Here, the defendant’s allegations, even as supplemented by an affidavit from its president, failed to sufficiently allege that consequential damages as lost future profits resulting from the cancellation of the defendant’s contract with the Mexican Navy due to the plaintiff’s breach of contract were within the plaintiff’s contemplation at the time of entering into the contract for the sale of goods (see UCC 2-715[2][a] …). Island Ordnance Sys., LLC v Amerimex, Inc., 2024 NY Slip Op 00897, Second Dept 2-21-24

Practice Point: With respect to a contract for the sale of goods controlled by the UCC, a claim for lost profits must specifically allege “lost profits” as an element of consequential damages was contemplated by the parties at the time the contract was entered, not the case here.

 

February 21, 2024
/ Constitutional Law, Election Law, Municipal Law

THE NYC LOCAL LAW ALLOWING NON-CITIZENS TO VOTE IN MUNICIPAL ELECTIONS IS INVALID (SECOND DEPT).

The Second Department, in a comprehensive opinion by Justice Wooten, over a comprehensive partial concurrence and partial dissent, determined that a NYC Local Law which allowed non-citizens to vote in NYC municipal elections is invalid. The opinion addressed in detail the standing of the different categories of plaintiffs and the validity of the Local Law under the NYS Constitution, the Election Law, and the Municipal Home Rule Law:

This case concerns the validity of Local Law No. 11 (2022) of City of New York, which created a new class of voters eligible to vote in municipal elections consisting of individuals who are not United States citizens and who meet certain enumerated criteria. We determine that this local law was enacted in violation of the New York State Constitution and Municipal Home Rule Law, and thus, must be declared null and void. …
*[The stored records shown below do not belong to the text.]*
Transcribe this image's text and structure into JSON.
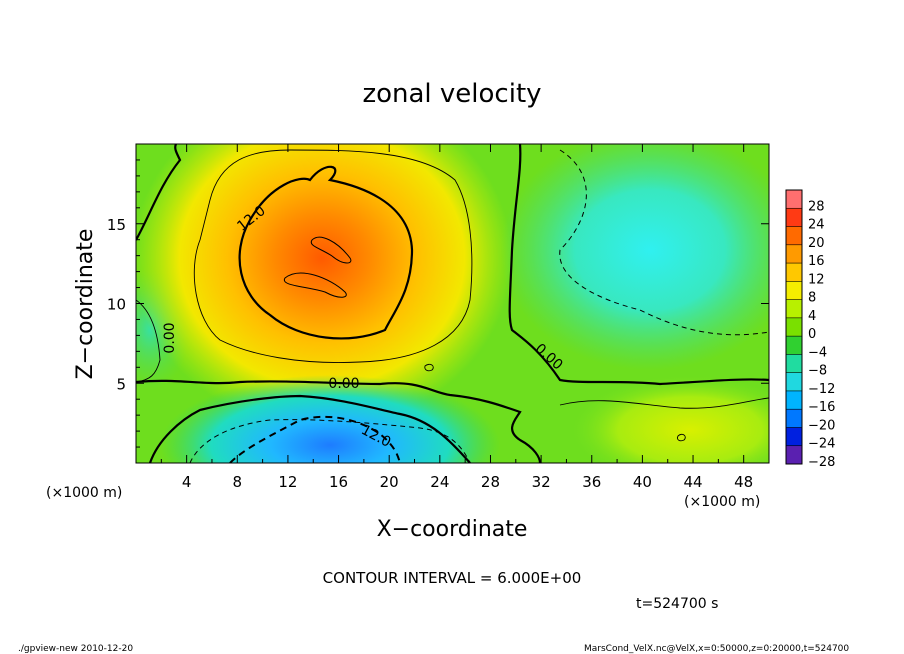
{
  "chart_data": {
    "type": "heatmap",
    "title": "zonal velocity",
    "xlabel": "X−coordinate",
    "ylabel": "Z−coordinate",
    "x_unit": "(×1000 m)",
    "x_unit_right": "(×1000 m)",
    "z_unit": "(×1000 m)",
    "xlim": [
      0,
      50
    ],
    "ylim": [
      0,
      20
    ],
    "x_ticks": [
      "4",
      "8",
      "12",
      "16",
      "20",
      "24",
      "28",
      "32",
      "36",
      "40",
      "44",
      "48"
    ],
    "x_tick_values": [
      4,
      8,
      12,
      16,
      20,
      24,
      28,
      32,
      36,
      40,
      44,
      48
    ],
    "y_ticks": [
      "5",
      "10",
      "15"
    ],
    "y_tick_values": [
      5,
      10,
      15
    ],
    "colorbar": {
      "labels": [
        "28",
        "24",
        "20",
        "16",
        "12",
        "8",
        "4",
        "0",
        "−4",
        "−8",
        "−12",
        "−16",
        "−20",
        "−24",
        "−28"
      ],
      "values": [
        28,
        24,
        20,
        16,
        12,
        8,
        4,
        0,
        -4,
        -8,
        -12,
        -16,
        -20,
        -24,
        -28
      ],
      "colors": [
        "#ff6f6f",
        "#ff3a14",
        "#ff6a00",
        "#ff9a00",
        "#ffc800",
        "#f5ee00",
        "#b8f000",
        "#7ae000",
        "#30d030",
        "#20dca0",
        "#20d8e0",
        "#00b4ff",
        "#0078ff",
        "#0020e0",
        "#5a20b0"
      ]
    },
    "contour_labels": [
      "12.0",
      "0.00",
      "0.00",
      "0.00",
      "12.0"
    ],
    "contour_interval": "CONTOUR INTERVAL = 6.000E+00",
    "time": "t=524700 s",
    "footer_left": "./gpview-new   2010-12-20",
    "footer_right": "MarsCond_VelX.nc@VelX,x=0:50000,z=0:20000,t=524700",
    "field_centers": [
      {
        "x": 14.5,
        "z": 12.5,
        "value": 19
      },
      {
        "x": 16,
        "z": 1.5,
        "value": -14
      },
      {
        "x": 44,
        "z": 15,
        "value": -8
      },
      {
        "x": 43.5,
        "z": 2,
        "value": 8
      }
    ]
  }
}
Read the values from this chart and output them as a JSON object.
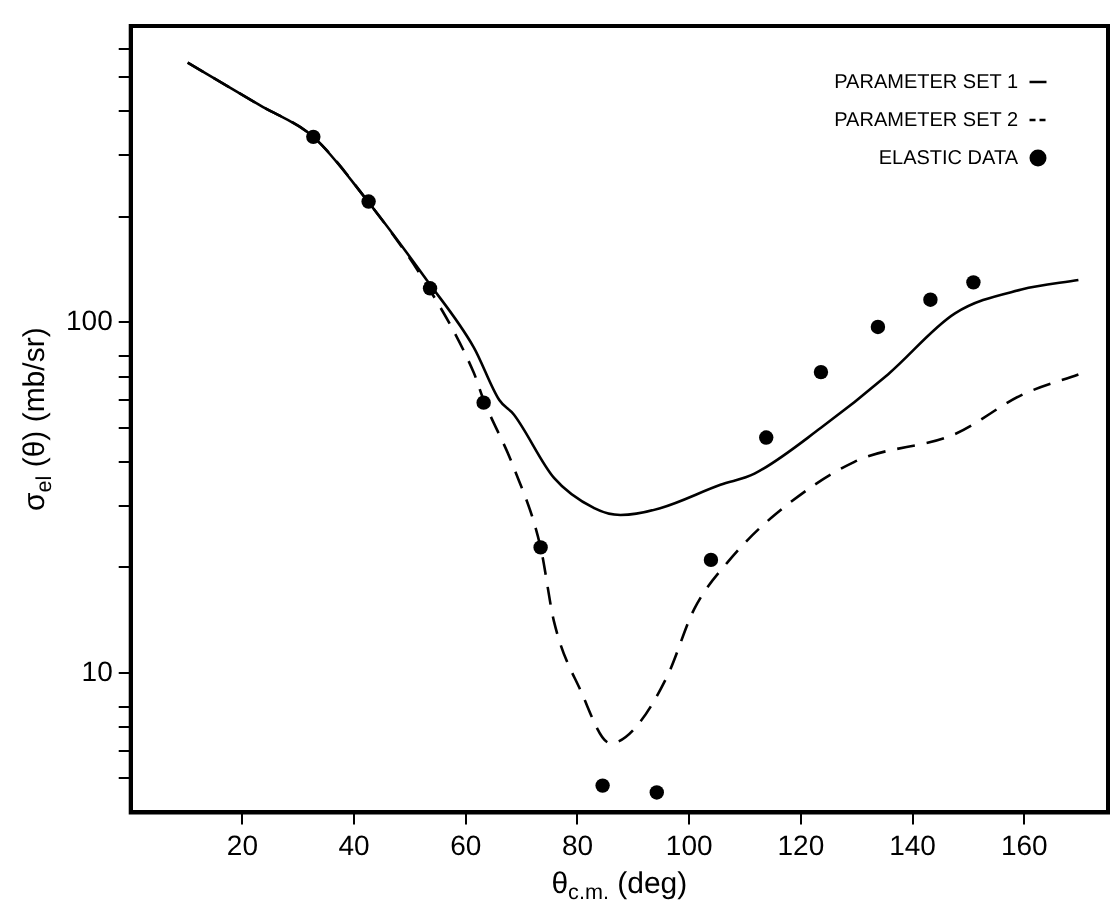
{
  "chart_data": {
    "type": "line",
    "xlabel": "θ$_{c.m.}$ (deg)",
    "ylabel": "σ$_{el}$ (θ) (mb/sr)",
    "log": "y",
    "grid": false,
    "legend": "top right",
    "xlim": [
      0,
      175
    ],
    "xticks": [
      20,
      40,
      60,
      80,
      100,
      120,
      140,
      160
    ],
    "ylim": [
      4,
      700
    ],
    "yticks": [
      {
        "value": 5,
        "label": null
      },
      {
        "value": 6,
        "label": null
      },
      {
        "value": 7,
        "label": null
      },
      {
        "value": 8,
        "label": null
      },
      10,
      {
        "value": 20,
        "label": null
      },
      {
        "value": 30,
        "label": null
      },
      {
        "value": 40,
        "label": null
      },
      {
        "value": 50,
        "label": null
      },
      {
        "value": 60,
        "label": null
      },
      {
        "value": 70,
        "label": null
      },
      {
        "value": 80,
        "label": null
      },
      100,
      {
        "value": 200,
        "label": null
      },
      {
        "value": 300,
        "label": null
      },
      {
        "value": 400,
        "label": null
      },
      {
        "value": 500,
        "label": null
      },
      {
        "value": 600,
        "label": null
      }
    ],
    "series": [
      {
        "name": "PARAMETER SET 1",
        "color": "#000000",
        "marker": "none",
        "line_style": "solid",
        "x": [
          10.2,
          23.1,
          32.7,
          42.2,
          53,
          61.4,
          66,
          68.6,
          75.8,
          83,
          87.7,
          94.8,
          105.6,
          111.7,
          123.6,
          135.6,
          147.6,
          159.5,
          169.7
        ],
        "values": [
          550,
          416,
          338,
          224,
          132,
          85,
          60,
          54.6,
          36,
          29.5,
          28.2,
          29.5,
          34.4,
          37,
          50,
          71,
          106,
          124,
          132
        ]
      },
      {
        "name": "PARAMETER SET 2",
        "color": "#000000",
        "marker": "none",
        "line_style": "dashed",
        "x": [
          10.2,
          23.1,
          32.7,
          42.2,
          53,
          61.4,
          63.2,
          68.6,
          73.4,
          75.8,
          80.5,
          85.9,
          90.1,
          96.1,
          100.9,
          106.9,
          115.3,
          129.6,
          147.6,
          159.5,
          169.7
        ],
        "values": [
          550,
          416,
          338,
          224,
          128,
          72,
          60,
          38.5,
          22.8,
          14,
          8.95,
          6.3,
          6.9,
          9.8,
          15.2,
          20.7,
          28.2,
          40,
          48,
          62,
          71
        ]
      },
      {
        "name": "ELASTIC DATA",
        "type": "scatter",
        "color": "#000000",
        "marker": "circle",
        "x": [
          32.7,
          42.6,
          53.6,
          63.2,
          73.4,
          84.5,
          94.2,
          103.9,
          113.8,
          123.6,
          133.8,
          143.2,
          150.9
        ],
        "values": [
          338,
          221,
          125,
          59,
          22.8,
          4.77,
          4.56,
          21,
          46.9,
          72.1,
          97,
          116,
          130
        ]
      }
    ]
  }
}
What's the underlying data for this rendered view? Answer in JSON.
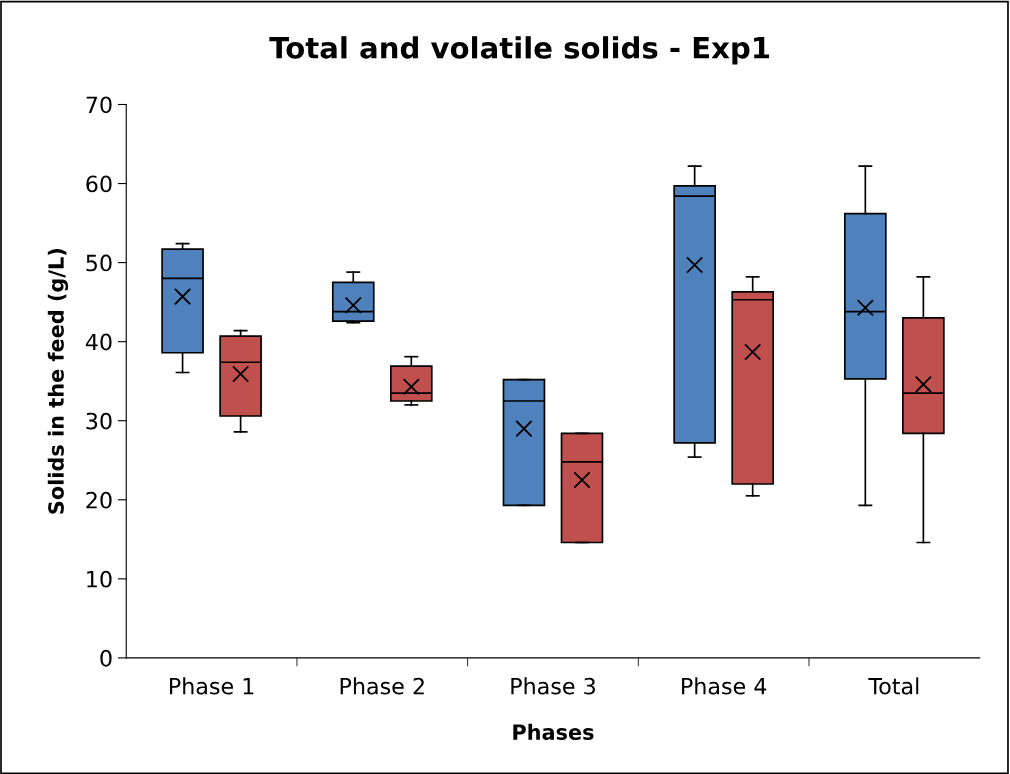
{
  "chart_data": {
    "type": "box",
    "title": "Total and volatile solids - Exp1",
    "xlabel": "Phases",
    "ylabel": "Solids in the feed (g/L)",
    "categories": [
      "Phase 1",
      "Phase 2",
      "Phase 3",
      "Phase 4",
      "Total"
    ],
    "ylim": [
      0,
      70
    ],
    "yticks": [
      0,
      10,
      20,
      30,
      40,
      50,
      60,
      70
    ],
    "grid": false,
    "legend": false,
    "series": [
      {
        "color": "#4f81bd",
        "boxes": [
          {
            "low": 36.1,
            "q1": 38.6,
            "median": 48.0,
            "q3": 51.7,
            "high": 52.4,
            "mean": 45.7
          },
          {
            "low": 42.4,
            "q1": 42.6,
            "median": 43.8,
            "q3": 47.5,
            "high": 48.8,
            "mean": 44.6
          },
          {
            "low": 19.3,
            "q1": 19.3,
            "median": 32.5,
            "q3": 35.2,
            "high": 35.2,
            "mean": 29.0
          },
          {
            "low": 25.4,
            "q1": 27.2,
            "median": 58.4,
            "q3": 59.7,
            "high": 62.2,
            "mean": 49.7
          },
          {
            "low": 19.3,
            "q1": 35.3,
            "median": 43.8,
            "q3": 56.2,
            "high": 62.2,
            "mean": 44.3
          }
        ]
      },
      {
        "color": "#c0504d",
        "boxes": [
          {
            "low": 28.6,
            "q1": 30.6,
            "median": 37.4,
            "q3": 40.7,
            "high": 41.4,
            "mean": 35.9
          },
          {
            "low": 32.0,
            "q1": 32.5,
            "median": 33.5,
            "q3": 36.9,
            "high": 38.1,
            "mean": 34.3
          },
          {
            "low": 14.6,
            "q1": 14.6,
            "median": 24.8,
            "q3": 28.4,
            "high": 28.4,
            "mean": 22.5
          },
          {
            "low": 20.5,
            "q1": 22.0,
            "median": 45.3,
            "q3": 46.3,
            "high": 48.2,
            "mean": 38.7
          },
          {
            "low": 14.6,
            "q1": 28.4,
            "median": 33.5,
            "q3": 43.0,
            "high": 48.2,
            "mean": 34.6
          }
        ]
      }
    ]
  }
}
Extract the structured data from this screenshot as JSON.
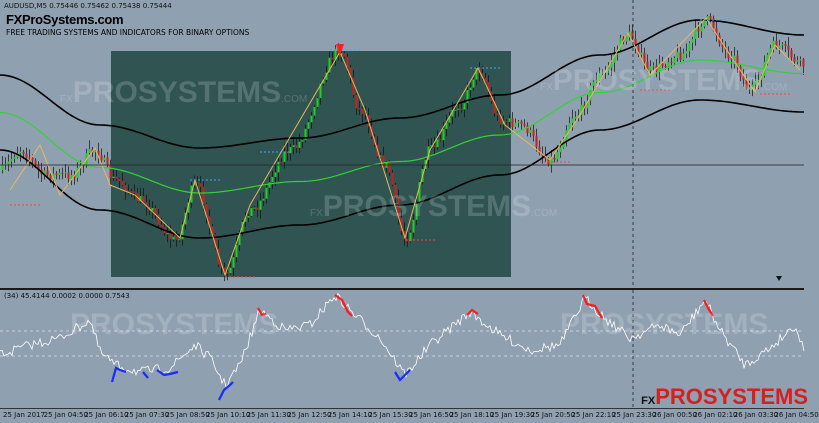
{
  "header": {
    "symbol_line": "AUDUSD,M5  0.75446 0.75462 0.75438 0.75444",
    "brand": "FXProSystems.com",
    "tagline": "FREE TRADING SYSTEMS AND INDICATORS FOR BINARY OPTIONS"
  },
  "watermarks": {
    "prefix": "FX",
    "main": "PROSYSTEMS",
    "suffix": ".COM"
  },
  "oscillator": {
    "header": "(34) 45.4144 0.0002 0.0000 0.7543"
  },
  "corner_logo": {
    "prefix": "FX",
    "main": "PROSYSTEMS"
  },
  "time_axis": {
    "labels": [
      "25 Jan 2017",
      "25 Jan 04:50",
      "25 Jan 06:10",
      "25 Jan 07:30",
      "25 Jan 08:50",
      "25 Jan 10:10",
      "25 Jan 11:30",
      "25 Jan 12:50",
      "25 Jan 14:10",
      "25 Jan 15:30",
      "25 Jan 16:50",
      "25 Jan 18:10",
      "25 Jan 19:30",
      "25 Jan 20:50",
      "25 Jan 22:10",
      "25 Jan 23:30",
      "26 Jan 00:50",
      "26 Jan 02:10",
      "26 Jan 03:30",
      "26 Jan 04:50"
    ]
  },
  "colors": {
    "background": "#8fa0b0",
    "highlight_box": "#2f5452",
    "bull_candle": "#1fd11f",
    "bear_candle": "#cc2020",
    "band": "#000000",
    "midline": "#33d233",
    "zigzag": "#e8b85a",
    "osc_line": "#ffffff",
    "osc_high": "#ff1a1a",
    "osc_low": "#1a2bff"
  }
}
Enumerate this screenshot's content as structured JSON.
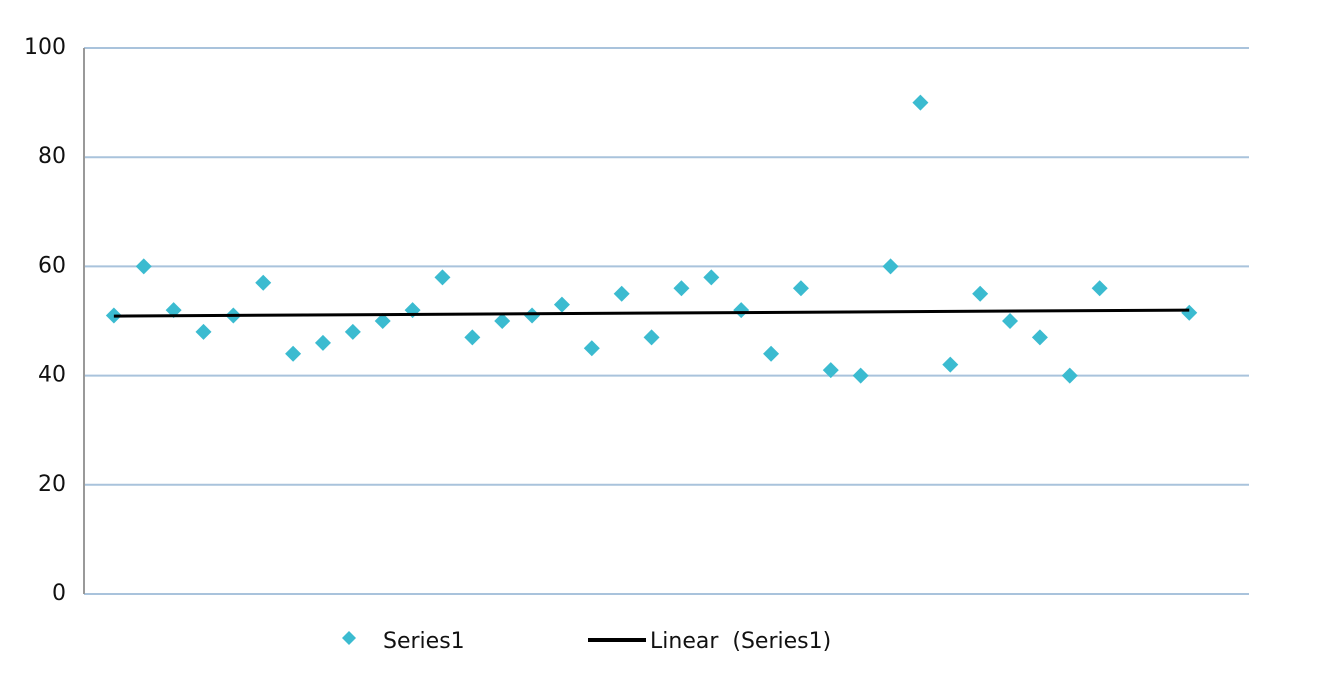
{
  "chart_data": {
    "type": "scatter",
    "series": [
      {
        "name": "Series1",
        "color": "#3bbbd0",
        "x": [
          1,
          2,
          3,
          4,
          5,
          6,
          7,
          8,
          9,
          10,
          11,
          12,
          13,
          14,
          15,
          16,
          17,
          18,
          19,
          20,
          21,
          22,
          23,
          24,
          25,
          26,
          27,
          28,
          29,
          30,
          31,
          32,
          33,
          34,
          37
        ],
        "values": [
          51,
          60,
          52,
          48,
          51,
          57,
          44,
          46,
          48,
          50,
          52,
          58,
          47,
          50,
          51,
          53,
          45,
          55,
          47,
          56,
          58,
          52,
          44,
          56,
          41,
          40,
          60,
          90,
          42,
          55,
          50,
          47,
          40,
          56,
          51.5
        ]
      }
    ],
    "trendline": {
      "name": "Linear  (Series1)",
      "color": "#000000",
      "x": [
        1,
        37
      ],
      "values": [
        50.9,
        52
      ]
    },
    "xlim": [
      0,
      39
    ],
    "ylim": [
      0,
      100
    ],
    "yticks": [
      0,
      20,
      40,
      60,
      80,
      100
    ],
    "grid": true,
    "legend": "bottom"
  }
}
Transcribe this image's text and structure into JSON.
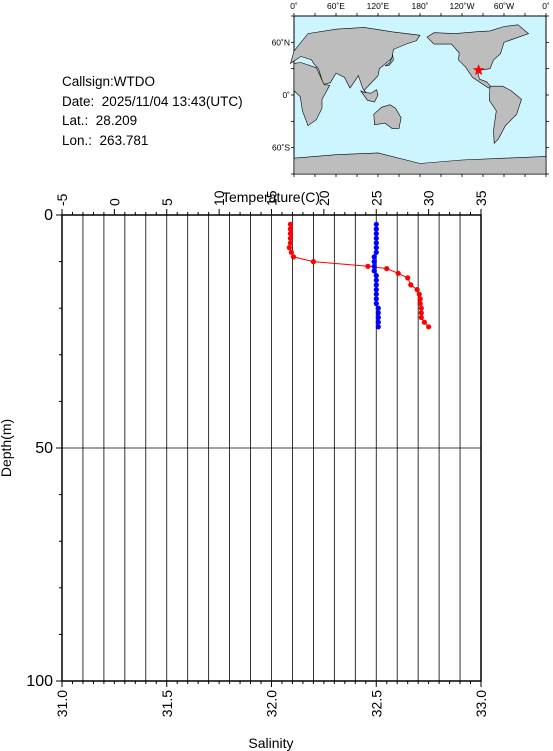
{
  "station": {
    "callsign_label": "Callsign:",
    "callsign": "WTDO",
    "date_label": "Date:",
    "date": "2025/11/04 13:43(UTC)",
    "lat_label": "Lat.:",
    "lat": "28.209",
    "lon_label": "Lon.:",
    "lon": "263.781"
  },
  "map": {
    "top_labels": [
      "0˚",
      "60˚E",
      "120˚E",
      "180˚",
      "120˚W",
      "60˚W",
      "0˚"
    ],
    "lat_labels": [
      "60˚N",
      "0˚",
      "60˚S"
    ],
    "ocean_color": "#ccf5ff",
    "land_color": "#bdbdbd",
    "marker_color": "#ff0000",
    "marker_icon": "star-icon"
  },
  "chart_data": {
    "type": "scatter",
    "title": "",
    "top_axis": {
      "label": "Temperature(C)",
      "range": [
        -5,
        35
      ],
      "ticks": [
        "-5",
        "0",
        "5",
        "10",
        "15",
        "20",
        "25",
        "30",
        "35"
      ]
    },
    "bottom_axis": {
      "label": "Salinity",
      "range": [
        31.0,
        33.0
      ],
      "ticks": [
        "31.0",
        "31.5",
        "32.0",
        "32.5",
        "33.0"
      ]
    },
    "y_axis": {
      "label": "Depth(m)",
      "range": [
        0,
        100
      ],
      "inverted": true,
      "ticks": [
        "0",
        "50",
        "100"
      ]
    },
    "grid": true,
    "series": [
      {
        "axis": "top",
        "color": "#ff0000",
        "points": [
          {
            "x": 16.8,
            "y": 2
          },
          {
            "x": 16.8,
            "y": 3
          },
          {
            "x": 16.8,
            "y": 4
          },
          {
            "x": 16.8,
            "y": 5
          },
          {
            "x": 16.8,
            "y": 6
          },
          {
            "x": 16.7,
            "y": 7
          },
          {
            "x": 16.9,
            "y": 8
          },
          {
            "x": 17.1,
            "y": 9
          },
          {
            "x": 19.0,
            "y": 10
          },
          {
            "x": 24.2,
            "y": 11
          },
          {
            "x": 26.0,
            "y": 11.5
          },
          {
            "x": 27.1,
            "y": 12.5
          },
          {
            "x": 28.0,
            "y": 13.5
          },
          {
            "x": 28.3,
            "y": 15
          },
          {
            "x": 28.9,
            "y": 16
          },
          {
            "x": 29.1,
            "y": 17
          },
          {
            "x": 29.2,
            "y": 18
          },
          {
            "x": 29.2,
            "y": 19
          },
          {
            "x": 29.3,
            "y": 20
          },
          {
            "x": 29.3,
            "y": 21
          },
          {
            "x": 29.3,
            "y": 22
          },
          {
            "x": 29.6,
            "y": 23
          },
          {
            "x": 30.0,
            "y": 24
          }
        ]
      },
      {
        "axis": "bottom",
        "color": "#0000ff",
        "points": [
          {
            "x": 32.5,
            "y": 2
          },
          {
            "x": 32.5,
            "y": 3
          },
          {
            "x": 32.5,
            "y": 4
          },
          {
            "x": 32.5,
            "y": 5
          },
          {
            "x": 32.5,
            "y": 6
          },
          {
            "x": 32.5,
            "y": 7
          },
          {
            "x": 32.5,
            "y": 8
          },
          {
            "x": 32.49,
            "y": 9
          },
          {
            "x": 32.49,
            "y": 10
          },
          {
            "x": 32.49,
            "y": 11
          },
          {
            "x": 32.49,
            "y": 12
          },
          {
            "x": 32.5,
            "y": 13
          },
          {
            "x": 32.5,
            "y": 14
          },
          {
            "x": 32.5,
            "y": 15
          },
          {
            "x": 32.5,
            "y": 16
          },
          {
            "x": 32.5,
            "y": 17
          },
          {
            "x": 32.5,
            "y": 18
          },
          {
            "x": 32.5,
            "y": 19
          },
          {
            "x": 32.51,
            "y": 20
          },
          {
            "x": 32.51,
            "y": 21
          },
          {
            "x": 32.51,
            "y": 22
          },
          {
            "x": 32.51,
            "y": 23
          },
          {
            "x": 32.51,
            "y": 24
          }
        ]
      }
    ]
  }
}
The local law created a new class of voters called “municipal voters” who would be entitled to vote in municipal elections for the offices of mayor, public advocate, comptroller, borough president, and council member. The law defines a “municipal voter” as “a person who is not a United States citizen on the date of the election on which he or she is voting,” and who meets the following criteria: (1) “is either a lawful permanent resident or authorized to work in the United States”; (2) “is a resident of New York [C]ity and will have been such a resident for 30 consecutive days or longer by the date of such election”; and (3) “meets all qualifications for registering or pre-registering to vote under the election law, except for possessing United States citizenship, and who has registered or pre-registered to vote with the board of elections in the city of New York under this chapter.” Fossella v Adams, 2024 NY Slip Op 00891, Second Dept 2-21-24

Practice Point: A NYC Local Law allowing non-US citizens to vote in NYC municipal elections is null and void.